Re: Page allocator bottleneck
From: Aaron Lu <hidden>
Date: 2017-09-19 07:24:02
Also in:
linux-mm
On Mon, Sep 18, 2017 at 06:33:20PM +0300, Tariq Toukan wrote:
On 18/09/2017 10:44 AM, Aaron Lu wrote:quoted
On Mon, Sep 18, 2017 at 03:34:47PM +0800, Aaron Lu wrote:quoted
On Sun, Sep 17, 2017 at 07:16:15PM +0300, Tariq Toukan wrote:quoted
It's nice to have the option to dynamically play with the parameter. But maybe we should also think of changing the default fraction guaranteed to the PCP, so that unaware admins of networking servers would also benefit.I collected some performance data with will-it-scale/page_fault1 process mode on different machines with different pcp->batch sizes, starting from the default 31(calculated by zone_batchsize(), 31 is the standard value for any zone that has more than 1/2MiB memory), then incremented by 31 upwards till 527. PCP's upper limit is 6*batch.
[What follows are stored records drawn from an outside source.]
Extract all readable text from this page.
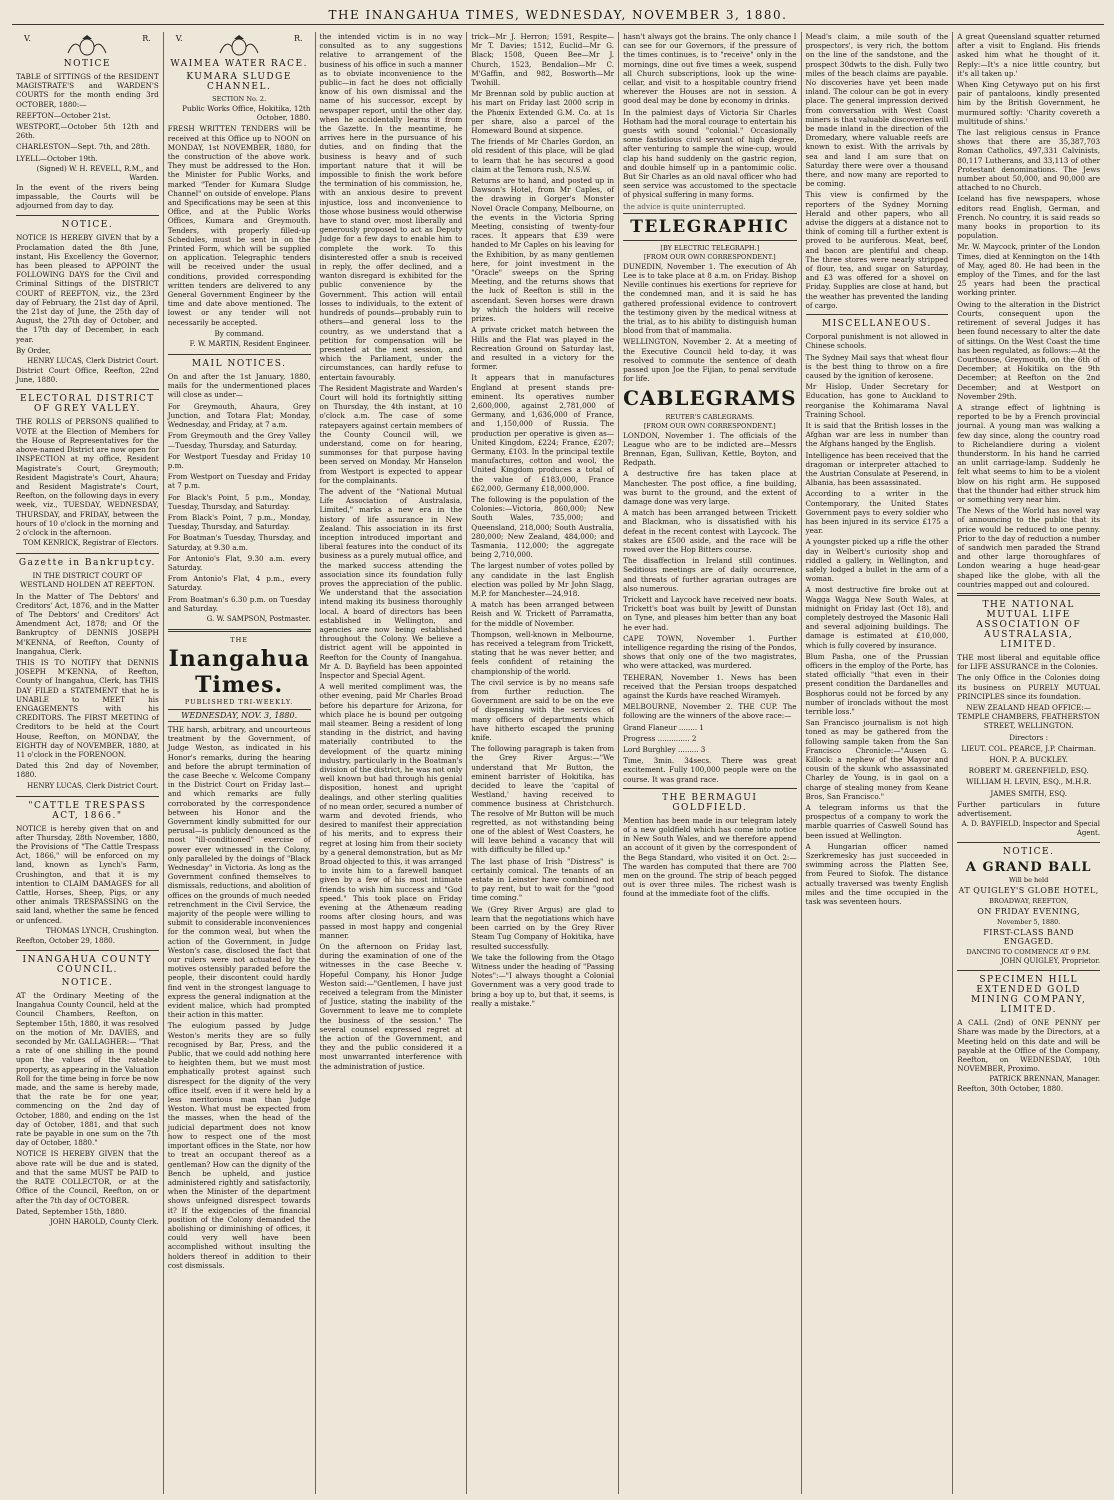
THE INANGAHUA TIMES, WEDNESDAY, NOVEMBER 3, 1880.
V.	R.
NOTICE

TABLE of SITTINGS of the RESIDENT MAGISTRATE'S and WARDEN'S COURTS for the month ending 3rd OCTOBER, 1880:—

REEFTON—October 21st.

WESTPORT,—October 5th 12th and 26th.

CHARLESTON—Sept. 7th, and 28th.

LYELL—October 19th.

(Signed) W. H. REVELL, R.M., and Warden.

In the event of the rivers being impassable, the Courts will be adjourned from day to day.

NOTICE.

NOTICE IS HEREBY GIVEN that by a Proclamation dated the 8th June, instant, His Excellency the Governor, has been pleased to APPOINT the FOLLOWING DAYS for the Civil and Criminal Sittings of the DISTRICT COURT of REEFTON, viz., the 23rd day of February, the 21st day of April, the 21st day of June, the 25th day of August, the 27th day of October, and the 17th day of December, in each year.

By Order,

HENRY LUCAS, Clerk District Court.

District Court Office, Reefton, 22nd June, 1880.

ELECTORAL DISTRICT OF GREY VALLEY.

THE ROLLS of PERSONS qualified to VOTE at the Election of Members for the House of Representatives for the above-named District are now open for INSPECTION at my office, Resident Magistrate's Court, Greymouth; Resident Magistrate's Court, Ahaura; and Resident Magistrate's Court, Reefton, on the following days in every week, viz., TUESDAY, WEDNESDAY, THURSDAY, and FRIDAY, between the hours of 10 o'clock in the morning and 2 o'clock in the afternoon.

TOM KENRICK, Registrar of Electors.

Gazette in Bankruptcy.

IN THE DISTRICT COURT OF WESTLAND HOLDEN AT REEFTON.

In the Matter of The Debtors' and Creditors' Act, 1876, and in the Matter of The Debtors' and Creditors' Act Amendment Act, 1878; and Of the Bankruptcy of DENNIS JOSEPH M'KENNA, of Reefton, County of Inangahua, Clerk.

THIS IS TO NOTIFY that DENNIS JOSEPH M'KENNA, of Reefton, County of Inangahua, Clerk, has THIS DAY FILED a STATEMENT that he is UNABLE to MEET his ENGAGEMENTS with his CREDITORS. The FIRST MEETING of Creditors to be held at the Court House, Reefton, on MONDAY, the EIGHTH day of NOVEMBER, 1880, at 11 o'clock in the FORENOON.

Dated this 2nd day of November, 1880.

HENRY LUCAS, Clerk District Court.

"CATTLE TRESPASS ACT, 1866."

NOTICE is hereby given that on and after Thursday, 28th November, 1880, the Provisions of "The Cattle Trespass Act, 1866," will be enforced on my land, known as Lynch's Farm, Crushington, and that it is my intention to CLAIM DAMAGES for all Cattle, Horses, Sheep, Pigs, or any other animals TRESPASSING on the said land, whether the same be fenced or unfenced.

THOMAS LYNCH, Crushington.

Reefton, October 29, 1880.

INANGAHUA COUNTY COUNCIL.
NOTICE.

AT the Ordinary Meeting of the Inangahua County Council, held at the Council Chambers, Reefton, on September 15th, 1880, it was resolved on the motion of Mr. DAVIES, and seconded by Mr. GALLAGHER:— "That a rate of one shilling in the pound upon the values of the rateable property, as appearing in the Valuation Roll for the time being in force be now made, and the same is hereby made, that the rate be for one year, commencing on the 2nd day of October, 1880, and ending on the 1st day of October, 1881, and that such rate be payable in one sum on the 7th day of October, 1880."

NOTICE IS HEREBY GIVEN that the above rate will be due and is stated, and that the same MUST be PAID to the RATE COLLECTOR, or at the Office of the Council, Reefton, on or after the 7th day of OCTOBER.

Dated, September 15th, 1880.

JOHN HAROLD, County Clerk.

V.	R.
WAIMEA WATER RACE.
KUMARA SLUDGE CHANNEL.
SECTION No. 2.

Public Works Office, Hokitika, 12th October, 1880.

FRESH WRITTEN TENDERS will be received at this Office up to NOON on MONDAY, 1st NOVEMBER, 1880, for the construction of the above work. They must be addressed to the Hon. the Minister for Public Works, and marked "Tender for Kumara Sludge Channel" on outside of envelope. Plans and Specifications may be seen at this Office, and at the Public Works Offices, Kumara and Greymouth. Tenders, with properly filled-up Schedules, must be sent in on the Printed Form, which will be supplied on application. Telegraphic tenders will be received under the usual conditions, provided corresponding written tenders are delivered to any General Government Engineer by the time and date above mentioned. The lowest or any tender will not necessarily be accepted.

By command.

F. W. MARTIN, Resident Engineer.

MAIL NOTICES.

On and after the 1st January, 1880, mails for the undermentioned places will close as under—

For Greymouth, Ahaura, Grey Junction, and Totara Flat; Monday, Wednesday, and Friday, at 7 a.m.

From Greymouth and the Grey Valley—Tuesday, Thursday, and Saturday.

For Westport Tuesday and Friday 10 p.m.

From Westport on Tuesday and Friday at 7 p.m.

For Black's Point, 5 p.m., Monday, Tuesday, Thursday, and Saturday.

From Black's Point, 7 p.m., Monday, Tuesday, Thursday, and Saturday.

For Boatman's Tuesday, Thursday, and Saturday, at 9.30 a.m.

For Antonio's Flat, 9.30 a.m. every Saturday.

From Antonio's Flat, 4 p.m., every Saturday.

From Boatman's 6.30 p.m. on Tuesday and Saturday.

G. W. SAMPSON, Postmaster.

THE
Inangahua Times.
PUBLISHED TRI-WEEKLY.
WEDNESDAY, NOV. 3, 1880.

THE harsh, arbitrary, and uncourteous treatment by the Government, of Judge Weston, as indicated in his Honor's remarks, during the hearing and before the abrupt termination of the case Beeche v. Welcome Company in the District Court on Friday last—and which remarks are fully corroborated by the correspondence between his Honor and the Government kindly submitted for our perusal—is publicly denounced as the most "ill-conditioned" exercise of power ever witnessed in the Colony, only paralleled by the doings of "Black Wednesday" in Victoria. As long as the Government confined themselves to dismissals, reductions, and abolition of offices on the grounds of much needed retrenchment in the Civil Service, the majority of the people were willing to submit to considerable inconveniences for the common weal, but when the action of the Government, in Judge Weston's case, disclosed the fact that our rulers were not actuated by the motives ostensibly paraded before the people, their discontent could hardly find vent in the strongest language to express the general indignation at the evident malice, which had prompted their action in this matter.

The eulogium passed by Judge Weston's merits they are so fully recognised by Bar, Press, and the Public, that we could add nothing here to heighten them, but we must most emphatically protest against such disrespect for the dignity of the very office itself, even if it were held by a less meritorious man than Judge Weston. What must be expected from the masses, when the head of the judicial department does not know how to respect one of the most important offices in the State, nor how to treat an occupant thereof as a gentleman? How can the dignity of the Bench be upheld, and justice administered rightly and satisfactorily, when the Minister of the department shows unfeigned disrespect towards it? If the exigencies of the financial position of the Colony demanded the abolishing or diminishing of offices, it could very well have been accomplished without insulting the holders thereof in addition to their cost dismissals.

the intended victim is in no way consulted as to any suggestions relative to arrangement of the business of his office in such a manner as to obviate inconvenience to the public—in fact he does not officially know of his own dismissal and the name of his successor, except by newspaper report, until the other day, when he accidentally learns it from the Gazette. In the meantime, he arrives here in the pursuance of his duties, and on finding that the business is heavy and of such important nature that it will be impossible to finish the work before the termination of his commission, he, with an anxious desire to prevent injustice, loss and inconvenience to those whose business would otherwise have to stand over, most liberally and generously proposed to act as Deputy Judge for a few days to enable him to complete the work. To this disinterested offer a snub is received in reply, the offer declined, and a wanton disregard is exhibited for the public convenience by the Government. This action will entail losses to individuals, to the extent of hundreds of pounds—probably ruin to others—and general loss to the country, as we understand that a petition for compensation will be presented at the next session, and which the Parliament, under the circumstances, can hardly refuse to entertain favourably.

The Resident Magistrate and Warden's Court will hold its fortnightly sitting on Thursday, the 4th instant, at 10 o'clock a.m. The case of some ratepayers against certain members of the County Council will, we understand, come on for hearing, summonses for that purpose having been served on Monday. Mr Hanselon from Westport is expected to appear for the complainants.

The advent of the "National Mutual Life Association of Australasia, Limited," marks a new era in the history of life assurance in New Zealand. This association in its first inception introduced important and liberal features into the conduct of its business as a purely mutual office, and the marked success attending the association since its foundation fully proves the appreciation of the public. We understand that the association intend making its business thoroughly local. A board of directors has been established in Wellington, and agencies are now being established throughout the Colony. We believe a district agent will be appointed in Reefton for the County of Inangahua. Mr A. D. Bayfield has been appointed Inspector and Special Agent.

A well merited compliment was, the other evening, paid Mr Charles Broad before his departure for Arizona, for which place he is bound per outgoing mail steamer. Being a resident of long standing in the district, and having materially contributed to the development of the quartz mining industry, particularly in the Boatman's division of the district, he was not only well known but had through his genial disposition, honest and upright dealings, and other sterling qualities of no mean order, secured a number of warm and devoted friends, who desired to manifest their appreciation of his merits, and to express their regret at losing him from their society by a general demonstration, but as Mr Broad objected to this, it was arranged to invite him to a farewell banquet given by a few of his most intimate friends to wish him success and "God speed." This took place on Friday evening at the Athenæum reading rooms after closing hours, and was passed in most happy and congenial manner.

On the afternoon on Friday last, during the examination of one of the witnesses in the case Beeche v. Hopeful Company, his Honor Judge Weston said:—"Gentlemen, I have just received a telegram from the Minister of Justice, stating the inability of the Government to leave me to complete the business of the session." The several counsel expressed regret at the action of the Government, and they and the public considered it a most unwarranted interference with the administration of justice.

trick—Mr J. Herron; 1591, Respite—Mr T. Davies; 1512, Euclid—Mr G. Black; 1508, Queen Bee—Mr J. Church, 1523, Bendalion—Mr C. M'Gaffin, and 982, Bosworth—Mr Twohill.

Mr Brennan sold by public auction at his mart on Friday last 2000 scrip in the Phœnix Extended G.M. Co. at 1s per share, also a parcel of the Homeward Bound at sixpence.

The friends of Mr Charles Gordon, an old resident of this place, will be glad to learn that he has secured a good claim at the Temora rush, N.S.W.

Returns are to hand, and posted up in Dawson's Hotel, from Mr Caples, of the drawing in Gorger's Monster Novel Oracle Company, Melbourne, on the events in the Victoria Spring Meeting, consisting of twenty-four races. It appears that £39 were handed to Mr Caples on his leaving for the Exhibition, by as many gentlemen here, for joint investment in the "Oracle" sweeps on the Spring Meeting, and the returns shows that the luck of Reefton is still in the ascendant. Seven horses were drawn by which the holders will receive prizes.

A private cricket match between the Hills and the Flat was played in the Recreation Ground on Saturday last, and resulted in a victory for the former.

It appears that in manufactures England at present stands pre-eminent. Its operatives number 2,600,000, against 2,781,000 of Germany, and 1,636,000 of France, and 1,150,000 of Russia. The production per operative is given as—United Kingdom, £224; France, £207; Germany, £103. In the principal textile manufactures, cotton and wool, the United Kingdom produces a total of the value of £183,000, France £62,000, Germany £18,000,000.

The following is the population of the Colonies:—Victoria, 860,000; New South Wales, 735,000; and Queensland, 218,000; South Australia, 280,000; New Zealand, 484,000; and Tasmania, 112,000; the aggregate being 2,710,000.

The largest number of votes polled by any candidate in the last English election was polled by Mr John Slagg, M.P. for Manchester—24,918.

A match has been arranged between Reish and W. Trickett of Parramatta, for the middle of November.

Thompson, well-known in Melbourne, has received a telegram from Trickett, stating that he was never better, and feels confident of retaining the championship of the world.

The civil service is by no means safe from further reduction. The Government are said to be on the eve of dispensing with the services of many officers of departments which have hitherto escaped the pruning knife.

The following paragraph is taken from the Grey River Argus:—"We understand that Mr Button, the eminent barrister of Hokitika, has decided to leave the 'capital of Westland,' having received to commence business at Christchurch. The resolve of Mr Button will be much regretted, as not withstanding being one of the ablest of West Coasters, he will leave behind a vacancy that will with difficulty be filled up."

The last phase of Irish "Distress" is certainly comical. The tenants of an estate in Leinster have combined not to pay rent, but to wait for the "good time coming."

We (Grey River Argus) are glad to learn that the negotiations which have been carried on by the Grey River Steam Tug Company of Hokitika, have resulted successfully.

We take the following from the Otago Witness under the heading of "Passing Notes":—"I always thought a Colonial Government was a very good trade to bring a boy up to, but that, it seems, is really a mistake."

hasn't always got the brains. The only chance I can see for our Governors, if the pressure of the times continues, is to "receive" only in the mornings, dine out five times a week, suspend all Church subscriptions, look up the wine-cellar, and visit to a hospitable country friend wherever the Houses are not in session. A good deal may be done by economy in drinks.

In the palmiest days of Victoria Sir Charles Hotham had the moral courage to entertain his guests with sound "colonial." Occasionally some fastidious civil servant of high degree, after venturing to sample the wine-cup, would clap his hand suddenly on the gastric region, and double himself up in a pantomimic colic. But Sir Charles as an old naval officer who had seen service was accustomed to the spectacle of physical suffering in many forms.

the advice is quite uninterrupted.

TELEGRAPHIC
[BY ELECTRIC TELEGRAPH.]
[FROM OUR OWN CORRESPONDENT.]

DUNEDIN, November 1. The execution of Ah Lee is to take place at 8 a.m. on Friday. Bishop Neville continues his exertions for reprieve for the condemned man, and it is said he has gathered professional evidence to controvert the testimony given by the medical witness at the trial, as to his ability to distinguish human blood from that of mammalia.

WELLINGTON, November 2. At a meeting of the Executive Council held to-day, it was resolved to commute the sentence of death passed upon Joe the Fijian, to penal servitude for life.

CABLEGRAMS
REUTER'S CABLEGRAMS.
[FROM OUR OWN CORRESPONDENT.]

LONDON, November 1. The officials of the League who are to be indicted are—Messrs Brennan, Egan, Sullivan, Kettle, Boyton, and Redpath.

A destructive fire has taken place at Manchester. The post office, a fine building, was burnt to the ground, and the extent of damage done was very large.

A match has been arranged between Trickett and Blackman, who is dissatisfied with his defeat in the recent contest with Laycock. The stakes are £500 aside, and the race will be rowed over the Hop Bitters course.

The disaffection in Ireland still continues. Seditious meetings are of daily occurrence, and threats of further agrarian outrages are also numerous.

Trickett and Laycock have received new boats. Trickett's boat was built by Jewitt of Dunstan on Tyne, and pleases him better than any boat he ever had.

CAPE TOWN, November 1. Further intelligence regarding the rising of the Pondos, shows that only one of the two magistrates, who were attacked, was murdered.

TEHERAN, November 1. News has been received that the Persian troops despatched against the Kurds have reached Wiramyeh.

MELBOURNE, November 2. THE CUP. The following are the winners of the above race:—

Grand Flaneur ........ 1

Progress .............. 2

Lord Burghley ......... 3

Time, 3min. 34secs. There was great excitement. Fully 100,000 people were on the course. It was grand race.

THE BERMAGUI GOLDFIELD.

Mention has been made in our telegram lately of a new goldfield which has come into notice in New South Wales, and we therefore append an account of it given by the correspondent of the Bega Standard, who visited it on Oct. 2:—The warden has computed that there are 700 men on the ground. The strip of beach pegged out is over three miles. The richest wash is found at the immediate foot of the cliffs.

Mead's claim, a mile south of the prospectors', is very rich, the bottom on the line of the sandstone, and the prospect 30dwts to the dish. Fully two miles of the beach claims are payable. No discoveries have yet been made inland. The colour can be got in every place. The general impression derived from conversation with West Coast miners is that valuable discoveries will be made inland in the direction of the Dromedary, where valuable reefs are known to exist. With the arrivals by sea and land I am sure that on Saturday there were over a thousand there, and now many are reported to be coming.

This view is confirmed by the reporters of the Sydney Morning Herald and other papers, who all advise the diggers at a distance not to think of coming till a further extent is proved to be auriferous. Meat, beef, and bacon are plentiful and cheap. The three stores were nearly stripped of flour, tea, and sugar on Saturday, and £3 was offered for a shovel on Friday. Supplies are close at hand, but the weather has prevented the landing of cargo.

MISCELLANEOUS.

Corporal punishment is not allowed in Chinese schools.

The Sydney Mail says that wheat flour is the best thing to throw on a fire caused by the ignition of kerosene.

Mr Hislop, Under Secretary for Education, has gone to Auckland to reorganise the Kohimarama Naval Training School.

It is said that the British losses in the Afghan war are less in number than the Afghans hanged by the English.

Intelligence has been received that the dragoman or interpreter attached to the Austrian Consulate at Peserend, in Albania, has been assassinated.

According to a writer in the Contemporary, the United States Government pays to every soldier who has been injured in its service £175 a year.

A youngster picked up a rifle the other day in Welbert's curiosity shop and riddled a gallery, in Wellington, and safely lodged a bullet in the arm of a woman.

A most destructive fire broke out at Wagga Wagga New South Wales, at midnight on Friday last (Oct 18), and completely destroyed the Masonic Hall and several adjoining buildings. The damage is estimated at £10,000, which is fully covered by insurance.

Blum Pasha, one of the Prussian officers in the employ of the Porte, has stated officially "that even in their present condition the Dardanelles and Bosphorus could not be forced by any number of ironclads without the most terrible loss."

San Francisco journalism is not high toned as may be gathered from the following sample taken from the San Francisco Chronicle:—"Ausen G. Killock: a nephew of the Mayor and cousin of the skunk who assassinated Charley de Young, is in gaol on a charge of stealing money from Keane Bros, San Francisco."

A telegram informs us that the prospectus of a company to work the marble quarries of Caswell Sound has been issued at Wellington.

A Hungarian officer named Szerkremesky has just succeeded in swimming across the Platten See, from Feured to Siofok. The distance actually traversed was twenty English miles and the time occupied in the task was seventeen hours.

A great Queensland squatter returned after a visit to England. His friends asked him what he thought of it. Reply:—It's a nice little country, but it's all taken up.'

When King Cetywayo put on his first pair of pantaloons, kindly presented him by the British Government, he murmured softly: 'Charity covereth a multitude of shins.'

The last religious census in France shows that there are 35,387,703 Roman Catholics, 497,331 Calvinists, 80,117 Lutherans, and 33,113 of other Protestant denominations. The Jews number about 50,000, and 90,000 are attached to no Church.

Iceland has five newspapers, whose editors read English, German, and French. No country, it is said reads so many books in proportion to its population.

Mr. W. Maycock, printer of the London Times, died at Kennington on the 14th of May, aged 80. He had been in the employ of the Times, and for the last 25 years had been the practical working printer.

Owing to the alteration in the District Courts, consequent upon the retirement of several Judges it has been found necessary to alter the date of sittings. On the West Coast the time has been regulated, as follows:—At the Courthouse, Greymouth, on the 6th of December; at Hokitika on the 9th December; at Reefton on the 2nd December; and at Westport on November 29th.

A strange effect of lightning is reported to be by a French provincial journal. A young man was walking a few day since, along the country road to Richelandiere during a violent thunderstorm. In his hand he carried an unlit carriage-lamp. Suddenly he felt what seems to him to be a violent blow on his right arm. He supposed that the thunder had either struck him or something very near him.

The News of the World has novel way of announcing to the public that its price would be reduced to one penny. Prior to the day of reduction a number of sandwich men paraded the Strand and other large thoroughfares of London wearing a huge head-gear shaped like the globe, with all the countries mapped out and coloured.

THE NATIONAL MUTUAL LIFE ASSOCIATION OF AUSTRALASIA, LIMITED.

THE most liberal and equitable office for LIFE ASSURANCE in the Colonies.

The only Office in the Colonies doing its business on PURELY MUTUAL PRINCIPLES since its foundation.

NEW ZEALAND HEAD OFFICE:— TEMPLE CHAMBERS, FEATHERSTON STREET, WELLINGTON.

Directors :

LIEUT. COL. PEARCE, J.P. Chairman.

HON. P. A. BUCKLEY.

ROBERT M. GREENFIELD, ESQ.

WILLIAM H. LEVIN, ESQ., M.H.R.

JAMES SMITH, ESQ.

Further particulars in future advertisement.

A. D. BAYFIELD, Inspector and Special Agent.

NOTICE.
A GRAND BALL
Will be held
AT QUIGLEY'S GLOBE HOTEL,
BROADWAY, REEFTON,
ON FRIDAY EVENING,
November 5, 1880.
FIRST-CLASS BAND ENGAGED.
DANCING TO COMMENCE AT 9 P.M.

JOHN QUIGLEY, Proprietor.

SPECIMEN HILL EXTENDED GOLD MINING COMPANY, LIMITED.

A CALL (2nd) of ONE PENNY per Share was made by the Directors, at a Meeting held on this date and will be payable at the Office of the Company, Reefton, on WEDNESDAY, 10th NOVEMBER, Proximo.

PATRICK BRENNAN, Manager.

Reefton, 30th October, 1880.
An image is plotted and attached: batch_full.png(full here means the number of process started equals to CPU number).To be clear: X-axis is the value of batch size(31, 62, 93, ..., 527), Y-axis is the value of per_process_ops, generated by will-it-scale,
One correction here, Y-axis isn't per_process_ops but per_process_ops * nr_processes. Still, higher is better.
quoted
higher is better.quoted
From the image: - For EX machines, they all see throughput increase with increased batch size and peaked at around batch_size=310, then fall; - For EP machines, Haswell-EP and Broadwell-EP also see throughput increase with increased batch size and peaked at batch_size=279, then fall, batch_size=310 also delivers pretty good result. Skylake-EP is quite different in that it doesn't see any obvious throughput increase after batch_size=93, though the trend is still increasing, but in a very small way and finally peaked at batch_size=403, then fall. Ivybridge EP behaves much like desktop ones. - For Desktop machines, they do not see any obvious changes with increased batch_size. So the default batch size(31) doesn't deliver good enough result, we probbaly should change the default value.Thanks Aaron for sharing your experiment results. That's a good analysis of the effect of the batch value. I agree with your conclusion. From networking perspective, we should reconsider the defaults to be able to reach the increasing NICs linerates. Not only for pcp->batch, but also for pcp->high.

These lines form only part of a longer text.